Your use of the term desert shows just how western your view is. The doors being locked from the inside has nothing to do with desert, but has to do with the fact that it is our attitude to God that condemns us to hell and not God's attitude to us. Nobody, no matter their actions in this life, deserves heaven - it's a gift of God. You'd do well, i think to investigate some of the Church Fathers, such as St. Isaac the Syrian to see the view (now mostly eastern but the common heritage of east and west) that Lewis had in mind. He was far less western in outlook than your answer to my post.

James
 

Paraprakrti

Custom User
GeneCosta said:
I've heard the comparison between parents' using force to discipline their children and God using hell to discipline his people many times while surfing the religious Web. However, if we are going to make a proper comparison between the god described by regular brimstone theists and a father born in flesh, then some things need to be improven on to restore credibility to the statement. Here's here I see an accurate comparison: I break a house rule of my father (and in the Christian sense I refuse to apologize for it). Thus for the rest of my life he locks me up in a broom closet, whips me every moment he can, and deprives me of food and water. Even when I come to realize that I was wrong, he continues the normal routine.

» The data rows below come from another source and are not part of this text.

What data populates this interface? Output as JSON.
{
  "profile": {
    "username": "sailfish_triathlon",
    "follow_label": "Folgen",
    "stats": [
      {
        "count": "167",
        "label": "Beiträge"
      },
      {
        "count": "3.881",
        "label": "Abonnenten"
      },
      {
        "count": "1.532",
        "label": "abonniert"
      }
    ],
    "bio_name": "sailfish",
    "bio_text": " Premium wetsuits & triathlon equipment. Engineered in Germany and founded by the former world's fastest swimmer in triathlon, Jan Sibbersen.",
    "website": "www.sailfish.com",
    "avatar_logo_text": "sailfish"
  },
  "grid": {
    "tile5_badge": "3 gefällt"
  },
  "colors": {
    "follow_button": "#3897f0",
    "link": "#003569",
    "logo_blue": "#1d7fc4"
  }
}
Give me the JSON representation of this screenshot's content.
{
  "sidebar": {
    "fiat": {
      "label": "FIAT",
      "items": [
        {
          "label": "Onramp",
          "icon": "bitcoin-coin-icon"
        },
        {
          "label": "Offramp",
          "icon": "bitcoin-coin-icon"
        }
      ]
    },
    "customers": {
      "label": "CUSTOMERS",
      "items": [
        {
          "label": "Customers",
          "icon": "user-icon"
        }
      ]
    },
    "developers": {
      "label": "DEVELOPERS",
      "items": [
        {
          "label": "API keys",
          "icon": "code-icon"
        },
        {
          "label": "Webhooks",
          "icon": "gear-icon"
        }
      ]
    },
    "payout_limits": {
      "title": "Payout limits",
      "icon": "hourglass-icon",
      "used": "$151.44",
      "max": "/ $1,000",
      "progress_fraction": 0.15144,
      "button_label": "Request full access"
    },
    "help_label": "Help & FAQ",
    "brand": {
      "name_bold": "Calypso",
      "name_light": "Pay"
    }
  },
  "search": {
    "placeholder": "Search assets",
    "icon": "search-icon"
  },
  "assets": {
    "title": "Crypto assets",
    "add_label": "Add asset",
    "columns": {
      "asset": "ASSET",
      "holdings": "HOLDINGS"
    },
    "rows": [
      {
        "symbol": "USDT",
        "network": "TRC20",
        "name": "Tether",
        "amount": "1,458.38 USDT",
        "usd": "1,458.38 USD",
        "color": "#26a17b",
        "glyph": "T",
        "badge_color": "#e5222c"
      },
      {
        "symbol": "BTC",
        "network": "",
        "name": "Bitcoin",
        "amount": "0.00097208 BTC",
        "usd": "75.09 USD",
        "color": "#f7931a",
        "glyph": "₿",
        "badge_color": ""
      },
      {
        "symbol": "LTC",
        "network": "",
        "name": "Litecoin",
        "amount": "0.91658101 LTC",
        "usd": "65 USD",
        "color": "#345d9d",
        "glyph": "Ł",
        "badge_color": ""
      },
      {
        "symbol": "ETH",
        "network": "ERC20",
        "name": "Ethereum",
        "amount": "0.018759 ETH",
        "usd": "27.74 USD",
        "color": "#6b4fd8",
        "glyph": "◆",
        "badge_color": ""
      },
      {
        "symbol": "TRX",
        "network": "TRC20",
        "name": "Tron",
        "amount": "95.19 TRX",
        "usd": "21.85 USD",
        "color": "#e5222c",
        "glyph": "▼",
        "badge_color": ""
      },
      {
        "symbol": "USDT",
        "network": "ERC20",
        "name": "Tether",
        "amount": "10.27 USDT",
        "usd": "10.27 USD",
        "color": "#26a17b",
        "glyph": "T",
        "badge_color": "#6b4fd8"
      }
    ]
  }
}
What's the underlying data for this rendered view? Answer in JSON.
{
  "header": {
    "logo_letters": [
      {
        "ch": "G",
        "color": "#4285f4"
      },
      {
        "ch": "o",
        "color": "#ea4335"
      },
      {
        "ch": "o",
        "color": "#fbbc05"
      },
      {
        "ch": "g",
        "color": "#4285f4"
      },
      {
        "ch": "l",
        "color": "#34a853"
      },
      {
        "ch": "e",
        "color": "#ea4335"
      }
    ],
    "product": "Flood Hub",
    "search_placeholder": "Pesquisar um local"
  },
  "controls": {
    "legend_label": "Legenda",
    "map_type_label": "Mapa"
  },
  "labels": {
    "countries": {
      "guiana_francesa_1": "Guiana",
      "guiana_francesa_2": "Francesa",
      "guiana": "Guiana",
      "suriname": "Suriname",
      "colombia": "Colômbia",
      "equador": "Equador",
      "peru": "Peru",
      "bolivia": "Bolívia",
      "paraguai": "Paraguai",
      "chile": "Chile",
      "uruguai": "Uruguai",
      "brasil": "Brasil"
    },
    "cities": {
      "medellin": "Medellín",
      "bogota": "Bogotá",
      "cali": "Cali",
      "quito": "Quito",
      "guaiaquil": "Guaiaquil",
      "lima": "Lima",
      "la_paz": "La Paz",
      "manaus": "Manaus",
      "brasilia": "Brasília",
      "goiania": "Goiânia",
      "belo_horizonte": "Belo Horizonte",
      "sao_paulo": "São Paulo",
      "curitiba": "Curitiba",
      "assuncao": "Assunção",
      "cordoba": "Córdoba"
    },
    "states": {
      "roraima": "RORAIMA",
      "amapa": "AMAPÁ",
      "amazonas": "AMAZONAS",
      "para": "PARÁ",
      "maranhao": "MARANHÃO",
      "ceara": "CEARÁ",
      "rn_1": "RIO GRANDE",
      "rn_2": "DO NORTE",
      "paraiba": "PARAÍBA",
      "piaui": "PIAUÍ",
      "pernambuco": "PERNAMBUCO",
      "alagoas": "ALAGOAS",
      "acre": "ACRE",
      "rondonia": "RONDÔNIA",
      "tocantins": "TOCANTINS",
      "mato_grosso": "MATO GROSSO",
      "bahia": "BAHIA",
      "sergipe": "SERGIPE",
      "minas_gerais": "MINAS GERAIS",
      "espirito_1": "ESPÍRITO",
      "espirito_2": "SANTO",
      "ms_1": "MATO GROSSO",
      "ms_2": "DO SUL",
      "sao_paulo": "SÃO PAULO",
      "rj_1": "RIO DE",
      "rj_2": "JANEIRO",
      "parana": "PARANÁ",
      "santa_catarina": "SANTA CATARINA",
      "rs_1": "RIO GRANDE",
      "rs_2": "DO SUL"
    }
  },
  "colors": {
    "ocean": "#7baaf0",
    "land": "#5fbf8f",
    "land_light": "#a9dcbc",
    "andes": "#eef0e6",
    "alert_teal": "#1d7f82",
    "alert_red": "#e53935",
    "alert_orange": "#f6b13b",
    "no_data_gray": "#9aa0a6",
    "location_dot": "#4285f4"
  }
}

Eternal hell isn't discipline. It's torture. Discipline is meant to correct someone so that they can make the right decision later on. There is no 'later on' in hell.

This issue with the definition of discipline also applies to the concept that 'broken rule y = x years in hell'. People learn at different rates. If a child never uses a curse word after you spank him once, why spank him again? :shrug:

I agree with you. Some Christians just believe that an eternal loving God tortures individuals, which is obviously unacceptable.